(1.) The learned Judge has based his refusal, according to the certified copy on the file before me, on cases reported in 103 I. C, p. 407 and Queen, Empress V/s. Pophi [189l] 13 All. 171. There is no such, volume as No. 103 I. C, and I am unable to trace the reference. The other case; reported in Queen Empress V/s. Pophi [189l] 13 All. 171 to some extent justifies the learned Judge in his refusal to arrange for the appellant to be produced in his Court.
(2.) Owing to my having had to deal with this and connected cases on previous occasions I was aware that this, at any rate, is a case in which the convict should be allowed an opportunity of arguing his case, if he so desired. I, therefore, as time was short, by a letter from this Court dated 25 November 1927, directed the learned Judge, in conjunction with the District Magistrate, to make arrangements for the production of the accused.

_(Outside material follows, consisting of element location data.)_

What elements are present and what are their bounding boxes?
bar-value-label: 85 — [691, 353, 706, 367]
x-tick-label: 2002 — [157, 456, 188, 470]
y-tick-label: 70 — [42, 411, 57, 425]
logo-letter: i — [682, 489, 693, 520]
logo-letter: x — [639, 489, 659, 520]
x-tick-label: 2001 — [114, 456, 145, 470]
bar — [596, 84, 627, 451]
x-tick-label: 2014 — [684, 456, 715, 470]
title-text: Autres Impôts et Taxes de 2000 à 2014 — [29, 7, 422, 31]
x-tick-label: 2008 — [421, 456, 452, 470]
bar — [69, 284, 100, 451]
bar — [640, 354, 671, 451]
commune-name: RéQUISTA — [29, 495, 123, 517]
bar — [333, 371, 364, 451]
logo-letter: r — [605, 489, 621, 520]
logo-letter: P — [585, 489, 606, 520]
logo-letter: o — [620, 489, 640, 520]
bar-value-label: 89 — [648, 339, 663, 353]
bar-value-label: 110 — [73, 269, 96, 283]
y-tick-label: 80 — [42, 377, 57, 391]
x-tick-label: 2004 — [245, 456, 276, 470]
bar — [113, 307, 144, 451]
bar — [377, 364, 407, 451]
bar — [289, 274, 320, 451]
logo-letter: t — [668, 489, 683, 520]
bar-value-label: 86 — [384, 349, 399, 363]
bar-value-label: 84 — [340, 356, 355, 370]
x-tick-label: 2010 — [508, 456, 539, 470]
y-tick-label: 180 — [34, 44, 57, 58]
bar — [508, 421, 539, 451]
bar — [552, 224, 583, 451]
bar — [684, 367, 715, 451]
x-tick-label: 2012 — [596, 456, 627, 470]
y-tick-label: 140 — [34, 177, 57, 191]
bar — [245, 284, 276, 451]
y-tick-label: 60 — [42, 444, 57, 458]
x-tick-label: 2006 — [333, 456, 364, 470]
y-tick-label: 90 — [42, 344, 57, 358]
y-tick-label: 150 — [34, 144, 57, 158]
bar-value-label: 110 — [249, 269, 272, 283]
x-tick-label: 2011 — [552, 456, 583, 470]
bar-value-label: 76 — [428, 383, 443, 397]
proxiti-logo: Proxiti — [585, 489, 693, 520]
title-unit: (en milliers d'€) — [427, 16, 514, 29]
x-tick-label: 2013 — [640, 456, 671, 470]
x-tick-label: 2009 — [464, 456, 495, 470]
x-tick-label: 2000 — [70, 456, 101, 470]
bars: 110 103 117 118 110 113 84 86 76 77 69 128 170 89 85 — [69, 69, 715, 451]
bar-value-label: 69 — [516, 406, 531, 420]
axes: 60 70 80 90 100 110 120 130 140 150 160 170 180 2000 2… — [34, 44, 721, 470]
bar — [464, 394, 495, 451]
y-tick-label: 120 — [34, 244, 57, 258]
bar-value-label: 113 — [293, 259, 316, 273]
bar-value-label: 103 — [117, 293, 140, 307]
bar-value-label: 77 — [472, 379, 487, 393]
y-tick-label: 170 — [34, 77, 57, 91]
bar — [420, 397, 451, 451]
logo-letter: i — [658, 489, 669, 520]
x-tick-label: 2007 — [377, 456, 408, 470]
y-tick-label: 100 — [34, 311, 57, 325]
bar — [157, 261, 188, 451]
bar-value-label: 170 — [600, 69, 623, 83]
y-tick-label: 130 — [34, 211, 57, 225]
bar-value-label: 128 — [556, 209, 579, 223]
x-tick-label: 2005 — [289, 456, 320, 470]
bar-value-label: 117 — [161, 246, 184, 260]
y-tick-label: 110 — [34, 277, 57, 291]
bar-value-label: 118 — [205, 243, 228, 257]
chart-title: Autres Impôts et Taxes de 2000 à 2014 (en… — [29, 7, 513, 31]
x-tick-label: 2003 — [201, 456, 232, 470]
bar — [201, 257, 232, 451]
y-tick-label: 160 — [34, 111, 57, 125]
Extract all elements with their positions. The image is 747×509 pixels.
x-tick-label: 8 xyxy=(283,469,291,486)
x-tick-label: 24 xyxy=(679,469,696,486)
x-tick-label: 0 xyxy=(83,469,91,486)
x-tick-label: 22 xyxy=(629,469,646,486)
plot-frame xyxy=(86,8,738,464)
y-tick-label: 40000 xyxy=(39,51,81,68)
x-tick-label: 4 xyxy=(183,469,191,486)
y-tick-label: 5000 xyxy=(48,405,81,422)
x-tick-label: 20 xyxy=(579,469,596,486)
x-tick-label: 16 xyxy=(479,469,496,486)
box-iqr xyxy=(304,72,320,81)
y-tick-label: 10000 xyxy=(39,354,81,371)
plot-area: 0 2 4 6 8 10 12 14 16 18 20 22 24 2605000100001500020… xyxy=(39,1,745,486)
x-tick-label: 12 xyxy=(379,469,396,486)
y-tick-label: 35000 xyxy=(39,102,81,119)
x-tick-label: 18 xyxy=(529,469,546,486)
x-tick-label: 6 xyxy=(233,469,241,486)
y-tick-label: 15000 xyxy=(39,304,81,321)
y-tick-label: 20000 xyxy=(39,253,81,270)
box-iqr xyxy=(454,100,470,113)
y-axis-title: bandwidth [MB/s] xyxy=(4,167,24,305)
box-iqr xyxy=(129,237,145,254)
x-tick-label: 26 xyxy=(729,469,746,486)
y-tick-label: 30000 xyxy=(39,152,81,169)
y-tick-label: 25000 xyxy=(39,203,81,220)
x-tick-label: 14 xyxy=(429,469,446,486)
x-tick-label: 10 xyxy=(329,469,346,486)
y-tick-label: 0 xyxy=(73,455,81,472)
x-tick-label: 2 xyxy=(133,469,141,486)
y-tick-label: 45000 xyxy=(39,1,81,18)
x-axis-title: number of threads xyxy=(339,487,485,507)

(3.) I am not, and I never have been, personally wholly in accord with the decision reported in Queen Empress V/s. Pophi [189l] 13 All. 171. If I had reason to believe that I stood alone in this view there would be an end of the matter, but I am aware that my doubts are shared, and have been shared, for many years by others, and I think that it is desirable that decision should be reviewed and qualified. By Section 422, Criminal P. C, this Court is ordered to give notice to the appellant or this pleader, and it is clear that if there is no pleader the Court must give notice to the appellant. If the appellant does not express a desire to appear in Court in person there is, of course, an end of the matter, but if he expresses a desire to appear, it seems to me an unsustainable attitude to hold that though he must be given notice he may be physically restrained from taking advantage of that notice even though he may have expressed a wish to do so.